Commonwealth of Massachusetts
Division of Marine Fisheries
251 Causeway Street, Suite 400
Boston, MA 02114
(617) 626.1520
Fax (617) 626.1509
Massachusetts State Seal

August 17, 2006
MarineFisheries Advisory

EFFECTIVE IMMEDIATELY, MARINEFISHERIES IMPLEMENTS MORE
CONSERVATIVE LOBSTER V-NOTCH DEFINITION IN LCMA 2

Effective, August 17, 2006 the Division of Marine Fisheries (MarineFisheries), with support of the Massachusetts Marine Fisheries Advisory Commission, has implemented a new v-notch definition in Lobster Conservation Management Area (LCMA) 2. All commercial fishermen
fishing or authorized to fish in LCMA 2 are prohibited from possessing “any female lobster that bears a notch or indentation in the base of the flipper that is at least as deep as 1/8 inch, with or without setal hairs” (322 CMR 6.02).

“V-notching” is the practice of carving a v-shaped notch out of a designated flipper of a female egg-bearing lobster.

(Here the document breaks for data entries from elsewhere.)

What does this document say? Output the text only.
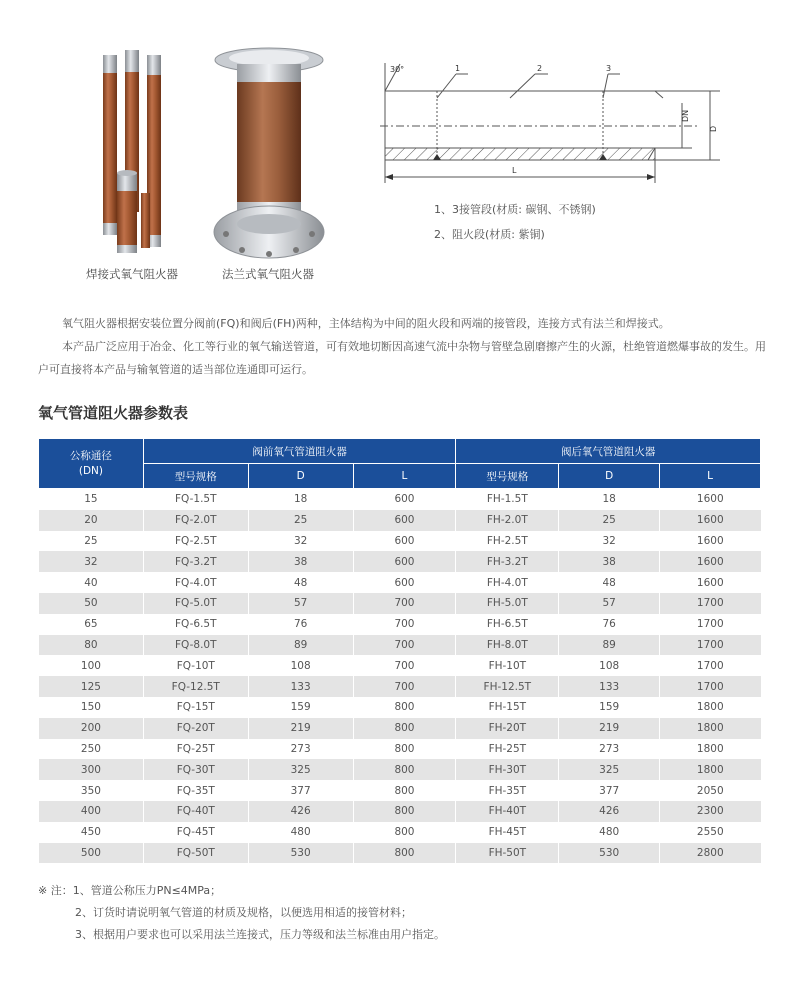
焊接式氧气阻火器	法兰式氧气阻火器
30°	1	2	3
DN
D
L
1、3接管段(材质: 碳钢、不锈钢)
2、阻火段(材质: 紫铜)
氧气阻火器根据安装位置分阀前(FQ)和阀后(FH)两种，主体结构为中间的阻火段和两端的接管段，连接方式有法兰和焊接式。
本产品广泛应用于冶金、化工等行业的氧气输送管道，可有效地切断因高速气流中杂物与管壁急剧磨擦产生的火源，杜绝管道燃爆事故的发生。用户可直接将本产品与输氧管道的适当部位连通即可运行。
氧气管道阻火器参数表
公称通径
(DN)	阀前氧气管道阻火器			阀后氧气管道阻火器		
	型号规格	D	L	型号规格	D	L
15	FQ-1.5T	18	600	FH-1.5T	18	1600
20	FQ-2.0T	25	600	FH-2.0T	25	1600
25	FQ-2.5T	32	600	FH-2.5T	32	1600
32	FQ-3.2T	38	600	FH-3.2T	38	1600
40	FQ-4.0T	48	600	FH-4.0T	48	1600
50	FQ-5.0T	57	700	FH-5.0T	57	1700
65	FQ-6.5T	76	700	FH-6.5T	76	1700
80	FQ-8.0T	89	700	FH-8.0T	89	1700
100	FQ-10T	108	700	FH-10T	108	1700
125	FQ-12.5T	133	700	FH-12.5T	133	1700
150	FQ-15T	159	800	FH-15T	159	1800
200	FQ-20T	219	800	FH-20T	219	1800
250	FQ-25T	273	800	FH-25T	273	1800
300	FQ-30T	325	800	FH-30T	325	1800
350	FQ-35T	377	800	FH-35T	377	2050
400	FQ-40T	426	800	FH-40T	426	2300
450	FQ-45T	480	800	FH-45T	480	2550
500	FQ-50T	530	800	FH-50T	530	2800
※ 注：1、管道公称压力PN≤4MPa；
2、订货时请说明氧气管道的材质及规格，以便选用相适的接管材料；
3、根据用户要求也可以采用法兰连接式，压力等级和法兰标准由用户指定。
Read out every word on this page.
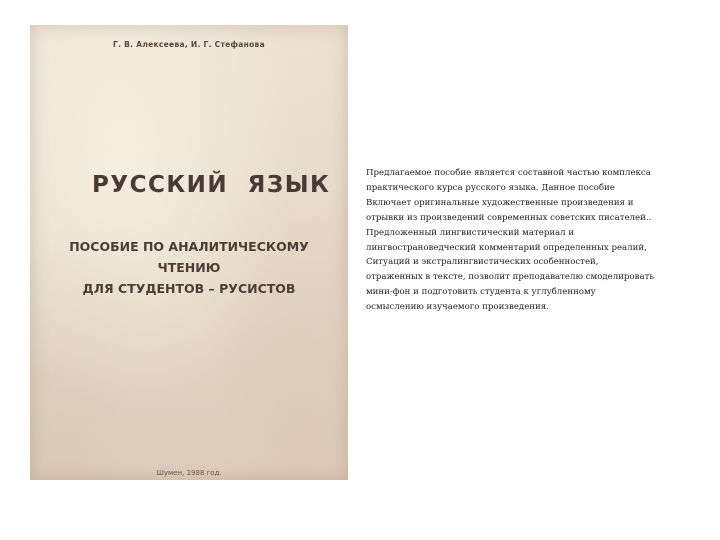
Г. В. Алексеева, И. Г. Стефанова
РУССКИЙ ЯЗЫК
ПОСОБИЕ ПО АНАЛИТИЧЕСКОМУ
ЧТЕНИЮ
ДЛЯ СТУДЕНТОВ – РУСИСТОВ
Шумен, 1988 год.
Предлагаемое пособие является составной частью комплекса
практического курса русского языка. Данное пособие
Включает оригинальные художественные произведения и
отрывки из произведений современных советских писателей..
Предложенный лингвистический материал и
лингвострановедческий комментарий определенных реалий,
Ситуаций и экстралингвистических особенностей,
отраженных в тексте, позволит преподавателю смоделировать
мини-фон и подготовить студента к углубленному
осмыслению изучаемого произведения.
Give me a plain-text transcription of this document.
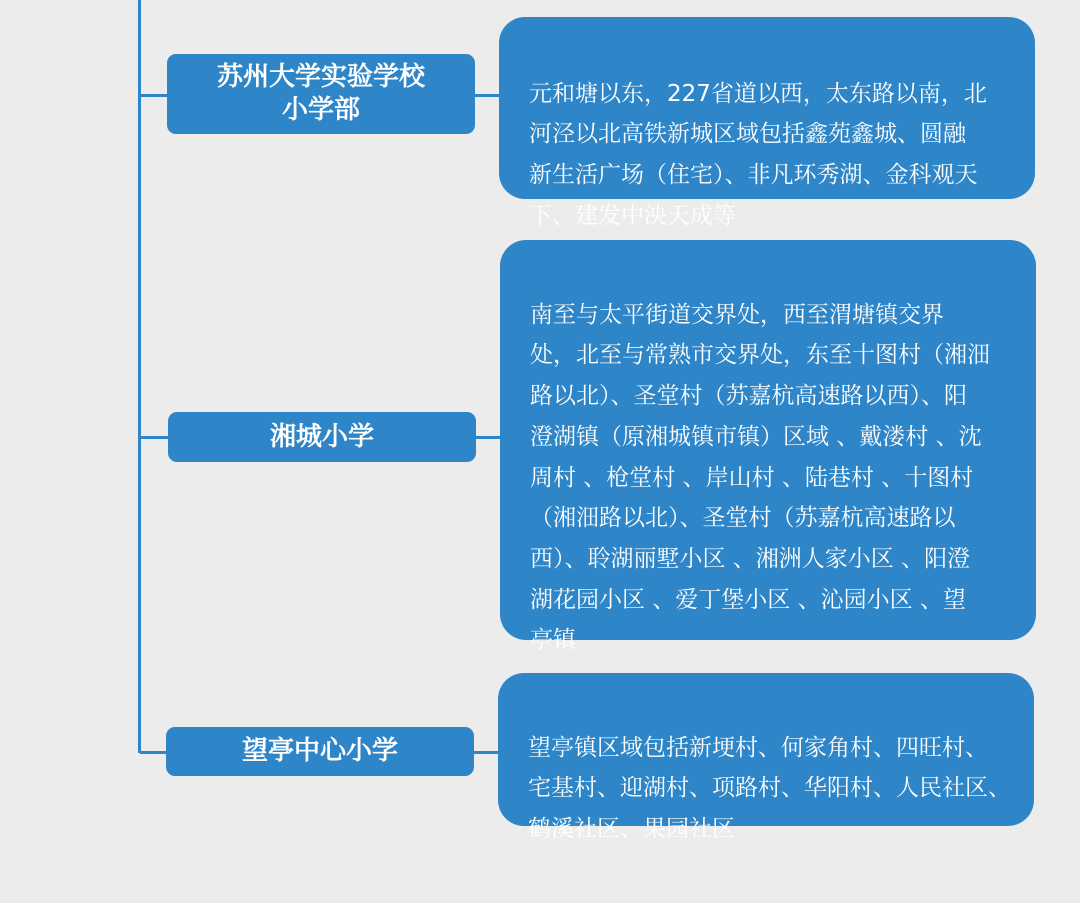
苏州大学实验学校
小学部

元和塘以东，227省道以西，太东路以南，北
河泾以北高铁新城区域包括鑫苑鑫城、圆融
新生活广场（住宅）、非凡环秀湖、金科观天
下、建发中泱天成等

湘城小学

南至与太平街道交界处，西至渭塘镇交界
处，北至与常熟市交界处，东至十图村（湘沺
路以北）、圣堂村（苏嘉杭高速路以西）、阳
澄湖镇（原湘城镇市镇）区域 、戴溇村 、沈
周村 、枪堂村 、岸山村 、陆巷村 、十图村
（湘沺路以北）、圣堂村（苏嘉杭高速路以
西）、聆湖丽墅小区 、湘洲人家小区 、阳澄
湖花园小区 、爱丁堡小区 、沁园小区 、望
亭镇

望亭中心小学	望亭镇区域包括新埂村、何家角村、四旺村、
宅基村、迎湖村、项路村、华阳村、人民社区、
鹤溪社区、果园社区
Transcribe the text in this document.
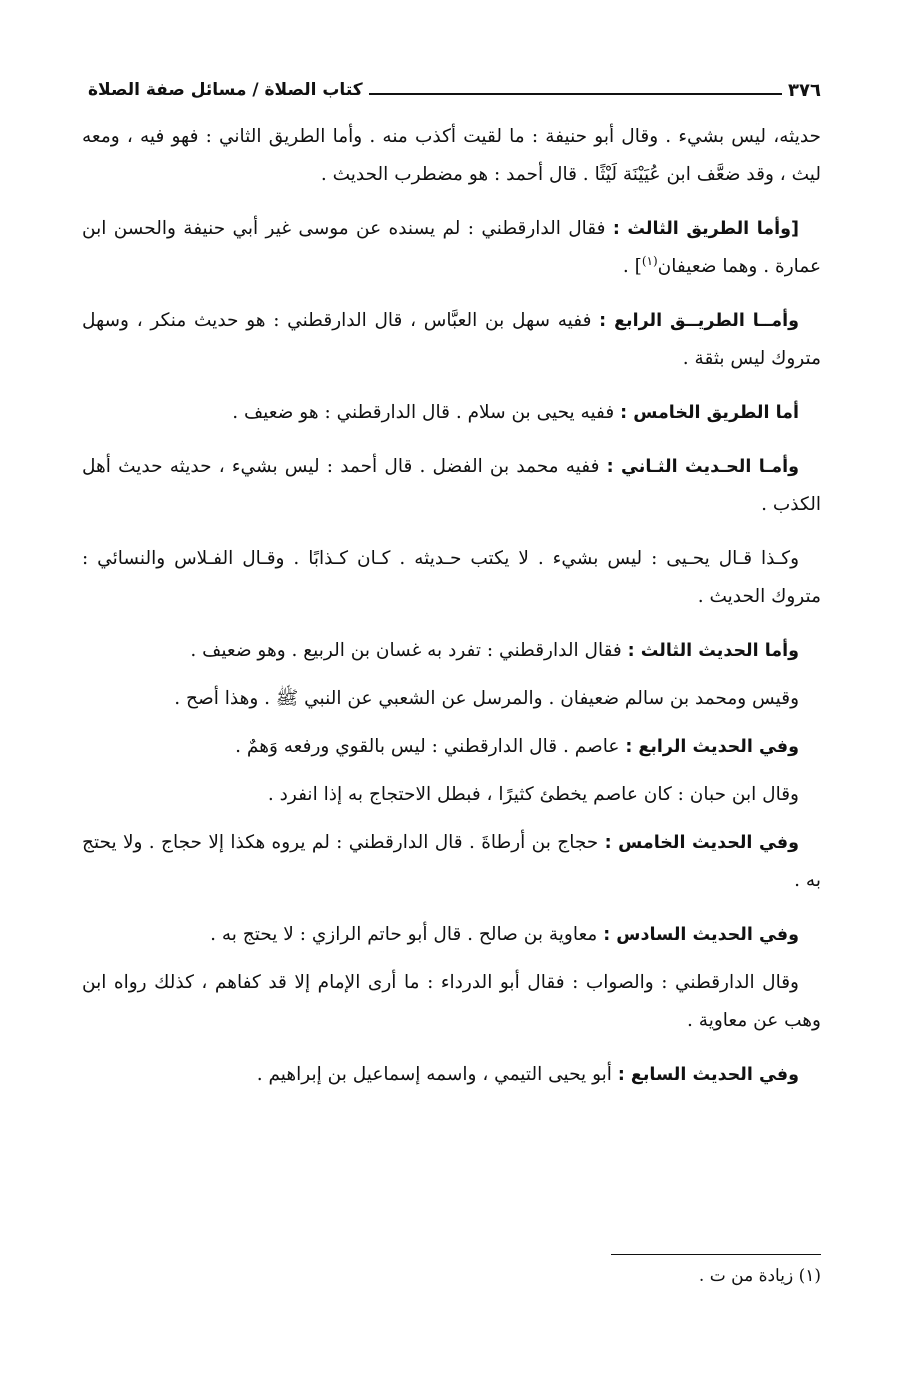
٣٧٦
كتاب الصلاة / مسائل صفة الصلاة

حديثه، ليس بشيء . وقال أبو حنيفة : ما لقيت أكذب منه . وأما الطريق الثاني : فهو فيه ، ومعه ليث ، وقد ضعَّف ابن عُيَيْنَة لَيْثًا . قال أحمد : هو مضطرب الحديث .

[وأما الطريق الثالث : فقال الدارقطني : لم يسنده عن موسى غير أبي حنيفة والحسن ابن عمارة . وهما ضعيفان$^{(١)}$] .

وأمــا الطريــق الرابع : ففيه سهل بن العبَّاس ، قال الدارقطني : هو حديث منكر ، وسهل متروك ليس بثقة .

أما الطريق الخامس : ففيه يحيى بن سلام . قال الدارقطني : هو ضعيف .

وأمـا الحـديث الثـاني : ففيه محمد بن الفضل . قال أحمد : ليس بشيء ، حديثه حديث أهل الكذب .

وكـذا قـال يحـيى : ليس بشيء . لا يكتب حـديثه . كـان كـذابًا . وقـال الفـلاس والنسائي : متروك الحديث .

وأما الحديث الثالث : فقال الدارقطني : تفرد به غسان بن الربيع . وهو ضعيف .

وقيس ومحمد بن سالم ضعيفان . والمرسل عن الشعبي عن النبي ﷺ . وهذا أصح .

وفي الحديث الرابع : عاصم . قال الدارقطني : ليس بالقوي ورفعه وَهمٌ .

وقال ابن حبان : كان عاصم يخطئ كثيرًا ، فبطل الاحتجاج به إذا انفرد .

وفي الحديث الخامس : حجاج بن أرطاةَ . قال الدارقطني : لم يروه هكذا إلا حجاج . ولا يحتج به .

وفي الحديث السادس : معاوية بن صالح . قال أبو حاتم الرازي : لا يحتج به .

وقال الدارقطني : والصواب : فقال أبو الدرداء : ما أرى الإمام إلا قد كفاهم ، كذلك رواه ابن وهب عن معاوية .

وفي الحديث السابع : أبو يحيى التيمي ، واسمه إسماعيل بن إبراهيم .

(١) زيادة من ت .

The previous v-notch definition in LCMA 2 (1/4" straight-sided, etc.) only protected a female lobster before it molts. The newly implemented definition will protect female lobsters with healed or molted flipper. Legal sized female lobsters typically mate and extrude eggs after every molt. Protecting these lobsters through one or possibly two additional molts before they are subject to harvest would allow each female to extrude at least one additional clutch of eggs. Immediate action is necessary to protect those female lobsters that have recently hatched their brood of eggs and soon will be molting.

The southern New England lobster stock is the most depressed of the three lobster stocks and must be rebuilt through conservation measures in the future. This change in definition alone will not be sufficient to rebuild this resource, however, it should provide the southern New England stock with a significant increase in egg-production and a slight reduction in fishing mortality on female lobsters; providing the momentum to assist with rebuilding if favorable environmental conditions occur and if commercial exploitation is low to moderate.